A wrenching argument against this tendency was published this weekend in the New York Times. In “Notes From a Dragon Mom,” Emily Rapp writes about being forced to live in the moment with her son. Rapp, a writer and a professor of creative writing at the Santa Fe University of Art and Design, is the mother of a toddler with the genetic disorder Tay-Sachs disease. He is not expected to live until age 3.

Here’s an excerpt:

“Ronan won’t prosper or succeed in the way we have come to understand this term in our culture; he will never walk or say ‘Mama,’ and I will never be a tiger mom. The mothers and fathers of terminally ill children are something else entirely. Our goals are simple and terrible: to help our children live with minimal discomfort and maximum dignity. We will not launch our children into a bright and promising future, but see them into early graves.”

“We will prepare to lose them and then, impossibly, to live on after that gutting loss. This requires a new ferocity, a new way of thinking, a new animal. We are dragon parents: fierce and loyal and loving as hell. Our experiences have taught us how to parent for the here and now, for the sake of parenting, for the humanity implicit in the act itself, though this runs counter to traditional wisdom and advice.”

Rapp goes on to challenge the current culture of pushing kids, of expecting great things in a future that may never materialize:

“And there’s this: parents who, particularly in this country, are expected to be superhuman, to raise children who outpace all their peers, don’t want to see what we see. The long truth about their children, about themselves: that none of it is forever.”

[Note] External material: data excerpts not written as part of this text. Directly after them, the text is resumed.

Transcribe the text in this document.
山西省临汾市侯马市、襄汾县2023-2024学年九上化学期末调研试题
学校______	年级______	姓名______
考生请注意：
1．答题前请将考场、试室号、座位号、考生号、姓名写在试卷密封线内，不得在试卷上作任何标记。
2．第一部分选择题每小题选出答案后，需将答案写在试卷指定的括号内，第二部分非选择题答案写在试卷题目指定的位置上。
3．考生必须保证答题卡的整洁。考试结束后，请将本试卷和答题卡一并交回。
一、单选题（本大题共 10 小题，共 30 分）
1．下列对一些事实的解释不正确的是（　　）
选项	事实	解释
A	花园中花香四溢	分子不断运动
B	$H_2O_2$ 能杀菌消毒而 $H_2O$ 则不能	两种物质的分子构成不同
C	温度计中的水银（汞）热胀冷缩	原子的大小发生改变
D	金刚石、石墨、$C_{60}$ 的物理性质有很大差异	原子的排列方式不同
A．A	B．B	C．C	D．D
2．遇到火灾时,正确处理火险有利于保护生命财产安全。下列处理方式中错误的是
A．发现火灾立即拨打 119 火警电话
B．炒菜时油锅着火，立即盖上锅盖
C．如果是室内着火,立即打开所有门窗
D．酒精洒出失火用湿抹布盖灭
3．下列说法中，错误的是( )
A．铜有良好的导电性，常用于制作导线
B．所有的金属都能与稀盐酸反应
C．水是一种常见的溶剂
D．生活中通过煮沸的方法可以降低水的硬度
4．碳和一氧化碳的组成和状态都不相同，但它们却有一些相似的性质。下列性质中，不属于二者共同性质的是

From “Notes From a Dragon Mom,” by Emily Rapp

After reading the essay, I made a deal with myself to slow down with my girls today. This morning, we skipped school and rode a carousel together. I felt very proud of the effort and, at one point, slipped out from under my preschooler’s grip and snapped a few pictures of the girls on their respective horses. Too late, I realized I’d missed much of the ride because I was trying to record it for future reminiscing.

Living in the moment is far more difficult than it seems. Though not nearly as difficult as knowing that there’s no other choice.

Does your child have a debilitating illness? How has it changed your approach to parenting?